Politics

Terrorists’ eternal NYC obsession, why Trump supports Moore and other comments

Security writer: Terrorists Still Obsessed With NYC

Monday morning’s terrorist explosion at the Port Authority Bus Terminal subway station is yet another reminder, says The Atlantic’s Krishnadav Calamur, of what all New Yorkers know: “Attacks like this one are inevitable in a city that is a permanent target for anti-American terrorists.” Fact is, as “the most recognized symbol of the United States around the world,” New York has been a terrorist target since long before 9/11. And “a successful, or even unsuccessful, attack on New York underscores the ease with which a terrorist can target the city,” particularly its transit system. Terrorism, after all, “is not just the cost of lives lost and affected by an attack, but the act of forcing a society’s citizens to change the way they live.”

From the right: Why Did Trump Go All-In for Moore?

As Alabama voters head to the polls Tuesday in the special election for Jeff Sessions’ Senate seat, President Trump reversed his earlier waffling and spent the weekend stumping for Republican Roy Moore and recording a robocall for him. What changed?
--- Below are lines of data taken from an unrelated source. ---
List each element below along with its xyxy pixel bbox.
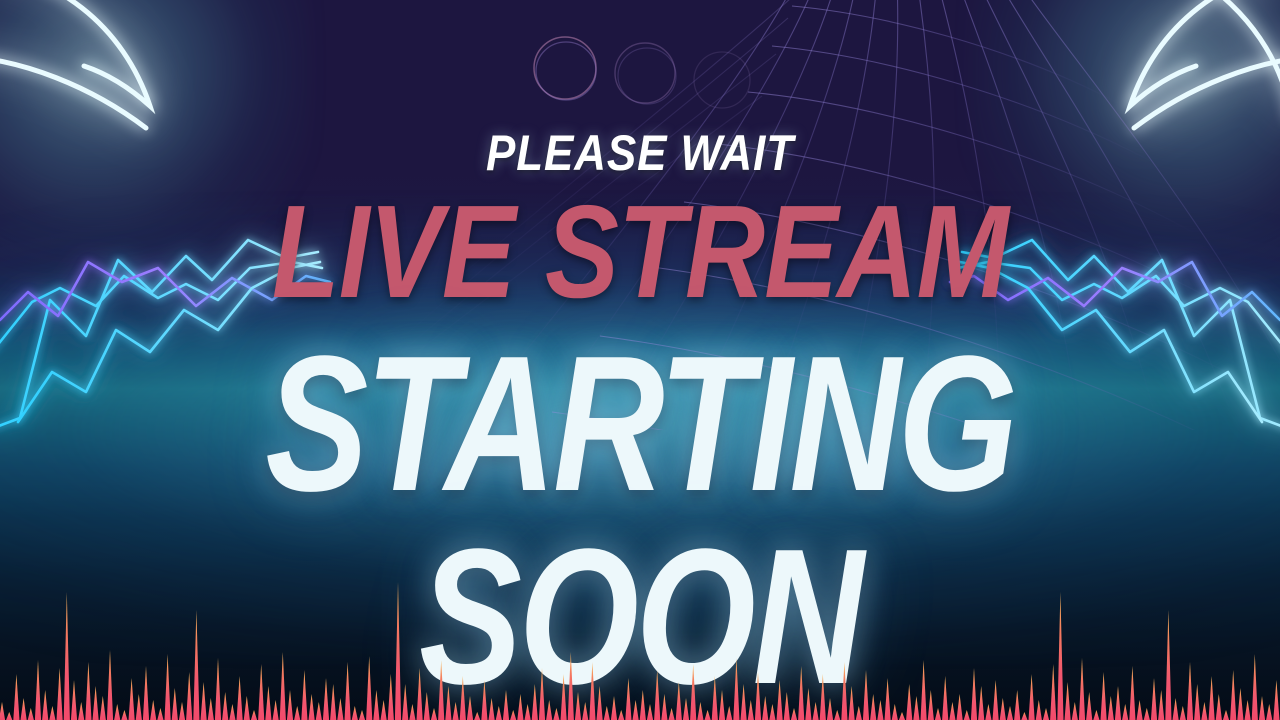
live-stream-standby-screen: PLEASE WAIT LIVE STREAM STARTING SOON: [0, 0, 1280, 720]
eyebrow-text: PLEASE WAIT: [77, 128, 1203, 178]
audio-waveform: [0, 520, 1280, 720]
title-line-1: LIVE STREAM: [102, 186, 1177, 318]
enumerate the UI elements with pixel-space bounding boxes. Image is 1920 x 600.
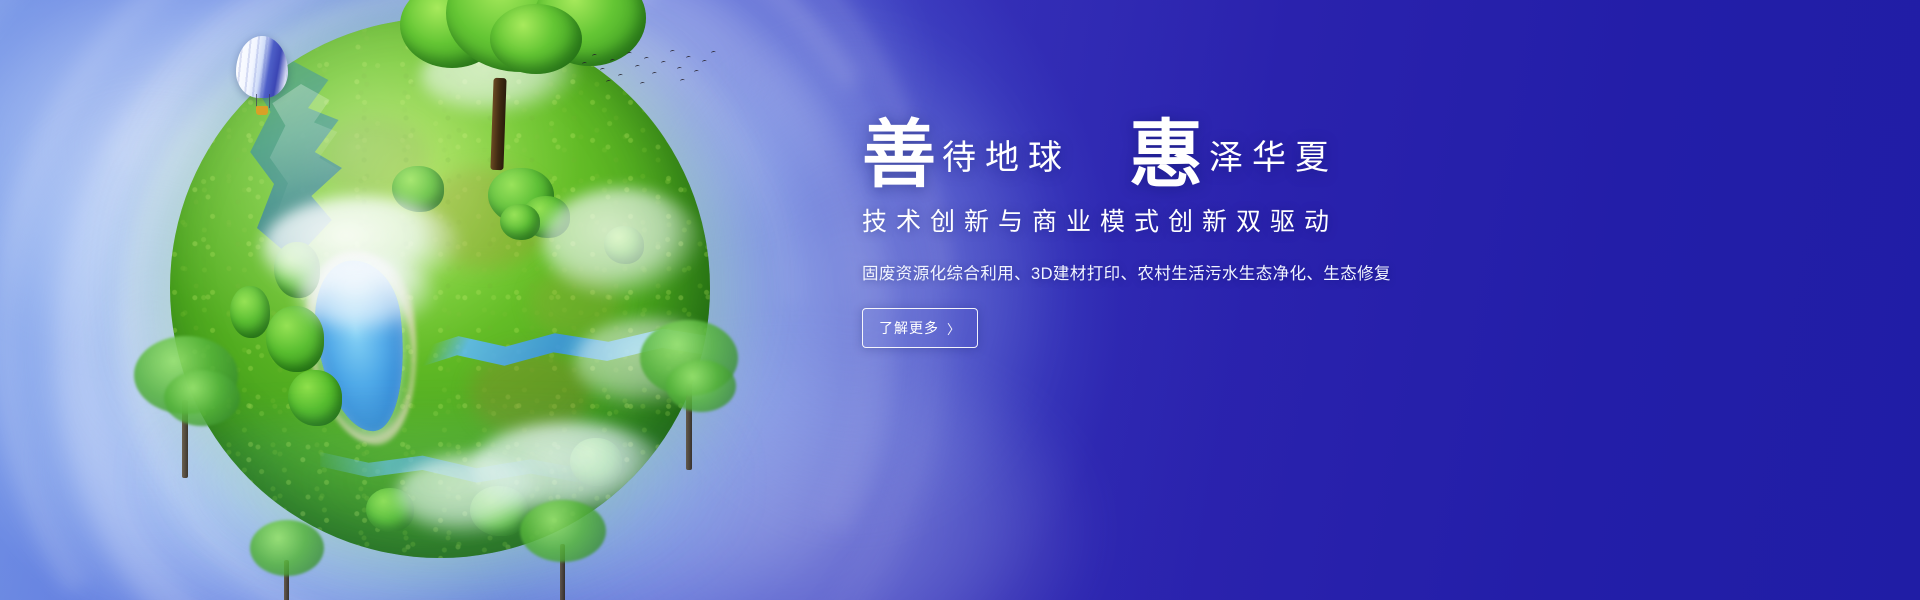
tree-foliage xyxy=(164,370,240,426)
hot-air-balloon-icon xyxy=(236,36,288,124)
planet-cloud xyxy=(262,196,462,300)
tree-clump xyxy=(230,286,270,338)
tree-clump xyxy=(392,166,444,212)
balloon-basket xyxy=(256,106,268,115)
hero-banner: 善 待地球 惠 泽华夏 技术创新与商业模式创新双驱动 固废资源化综合利用、3D建… xyxy=(0,0,1920,600)
tree-clump xyxy=(604,226,644,264)
description-text: 固废资源化综合利用、3D建材打印、农村生活污水生态净化、生态修复 xyxy=(862,260,1842,284)
tree-clump xyxy=(266,306,324,372)
terrain-patch xyxy=(470,348,590,438)
terrain-patch xyxy=(420,168,550,268)
balloon-envelope xyxy=(236,36,288,98)
chevron-right-icon: 〉 xyxy=(947,319,961,338)
headline-big-char-1: 善 xyxy=(862,122,942,190)
tree-foliage xyxy=(250,520,324,576)
tree-foliage xyxy=(666,360,736,412)
lake xyxy=(308,255,414,436)
terrain-patch xyxy=(320,118,430,198)
headline-rest-2: 泽华夏 xyxy=(1209,142,1338,176)
page-title: 善 待地球 惠 泽华夏 xyxy=(862,118,1842,186)
tree-clump xyxy=(366,488,414,532)
tree-clump xyxy=(500,204,540,240)
tree-clump xyxy=(522,196,570,238)
tree-foliage xyxy=(490,4,582,74)
planet-cloud xyxy=(298,258,438,334)
planet-cloud xyxy=(542,188,702,298)
tree-clump xyxy=(274,242,320,298)
learn-more-button[interactable]: 了解更多 〉 xyxy=(862,308,978,348)
terrain-patch xyxy=(530,268,620,338)
lake-shoreline xyxy=(296,244,429,452)
tree-clump xyxy=(570,438,622,486)
headline-big-char-2: 惠 xyxy=(1129,122,1209,190)
hero-content: 善 待地球 惠 泽华夏 技术创新与商业模式创新双驱动 固废资源化综合利用、3D建… xyxy=(862,118,1842,348)
river xyxy=(320,416,590,506)
tree-foliage xyxy=(520,500,606,562)
bird-flock-icon xyxy=(580,48,720,94)
tree-clump xyxy=(288,370,342,426)
tagline: 技术创新与商业模式创新双驱动 xyxy=(862,202,1842,238)
learn-more-label: 了解更多 xyxy=(879,318,939,338)
headline-rest-1: 待地球 xyxy=(942,142,1071,176)
tree-clump xyxy=(488,168,554,224)
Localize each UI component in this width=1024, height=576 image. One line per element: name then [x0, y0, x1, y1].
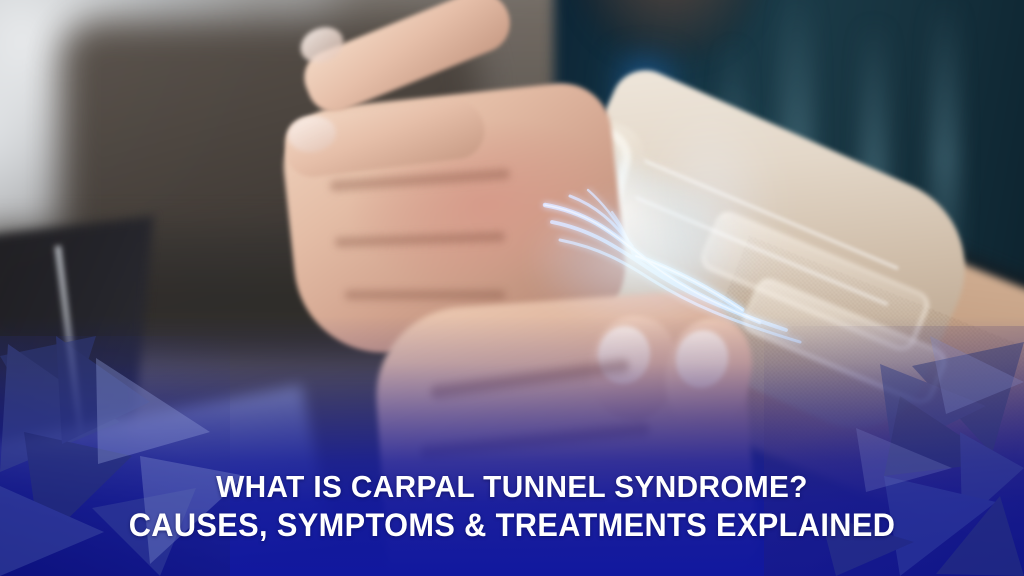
index-fingernail	[295, 21, 349, 69]
middle-fingernail	[286, 113, 338, 155]
index-finger	[296, 0, 519, 120]
shirt-neckline	[574, 0, 764, 60]
title-line-1: WHAT IS CARPAL TUNNEL SYNDROME?	[20, 468, 1003, 506]
shirt-fold	[930, 0, 960, 320]
glowing-nerve-overlay-secondary	[600, 60, 820, 360]
banner-title: WHAT IS CARPAL TUNNEL SYNDROME? CAUSES, …	[0, 468, 1024, 544]
brace-thumb-cuff	[464, 98, 652, 340]
shirt-fold	[722, 40, 744, 320]
knuckle-crease	[345, 288, 505, 302]
title-line-2: CAUSES, SYMPTOMS & TREATMENTS EXPLAINED	[20, 506, 1003, 544]
shirt-fold	[860, 20, 888, 320]
knuckle-crease	[335, 229, 505, 250]
hero-banner: WHAT IS CARPAL TUNNEL SYNDROME? CAUSES, …	[0, 0, 1024, 576]
blurred-sofa-cushion-upper	[330, 0, 630, 230]
brace-stitch-line	[611, 186, 889, 307]
knuckle-crease	[330, 166, 511, 195]
middle-finger	[282, 96, 488, 180]
blurred-sofa-cushion	[60, 20, 480, 350]
brace-stitch-line	[631, 154, 900, 271]
brace-thumb-loop	[475, 106, 637, 319]
brace-specular-highlight	[529, 141, 737, 329]
shirt-fold	[780, 0, 814, 320]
According to The Weekly Standard’s Michael Warren, Trump has told those close to him “he thinks Moore will win, and for the president, that’s what matters.” This, even as Alabama’s senior elected GOP official Sen. Richard Shelby, disclosed that he “couldn’t vote for Roy Moore.” So “expect Trump to take full credit for a Moore victory.” And if Moore loses? “Trump will be the first to remind America that, after all, he endorsed Luther Strange (who would have won easily!) first.”

Political scribe: For Once, the Joke’s On Al Franken

Why did Sen. Al Franken finally resign? Salena Zito at the Washington Examiner suggests it’s because he “would have become a joke, an afterthought, a pariah, a no one.” And the thought of “being reduced to zero status in American politics was a bridge too far for the egocentric Minnesotan,” who’s “used to being center stage, needed, wanted, catered to, fawned over and courted.” In the end, she says, “he was defiant, blamed others and was without the grace to show remorse.” That’s in line with the “me” generation that began 40 years ago, when it became “cool to be naughty, uncool to be respectful and gentlemanly.” Franken didn’t get caught in a political storm; he was “part of the storm that swept out our culture’s moral compass a generation ago.”

Conservative: The Police Murder of Daniel Shaver

National Review’s Daniel French urges everyone — “if you have the stomach for it” — to watch the “one of the most outrageous and infuriating videos I’ve ever seen.” It shows a young man named Daniel Shaver being shot death as he was “crawling on his hands and knees, crying and begging police not to shoot him.” Police in Mesa, Ariz., in January 2016 had ordered Shaver and a woman companion out of their hotel room and to raise their hands and fall to their knees. But rather than being handcuffed, they were ordered “to crawl towards police in a highly specific way” without lowering their hands. When Shaver, drunk and terrified, reached behind his back, possibly to pull up his pants, he was shot dead. Says French: “I have seen soldiers deal with al Qaeda terrorists with more professionalism and poise.” The tape was released after the officer was acquitted.

Culture critic: Lindsey Vonn Isn’t Representing Trump

Olympic skier Lindsey Vonn made clear in a recent interview that “she would neither accept an invitation to the White House if invited nor would it be President Trump she’d represent at the Olympic Games,” noted Jackie Anderson at The Federalist. Fine: Athletes “aren’t obligated to profess allegiance to the federal government once they hit the podium.” But Vonn seems to believe that “by reproving a president whose politics she disagrees with, she’s somehow fulfilling a civic duty that was never placed on her shoulders.” As such, she reflects “a trend of “ridiculously blessed celebrities who don’t seem to realize that the very nation they spend countless hours condemning is the same one that has paved the way for their successes.”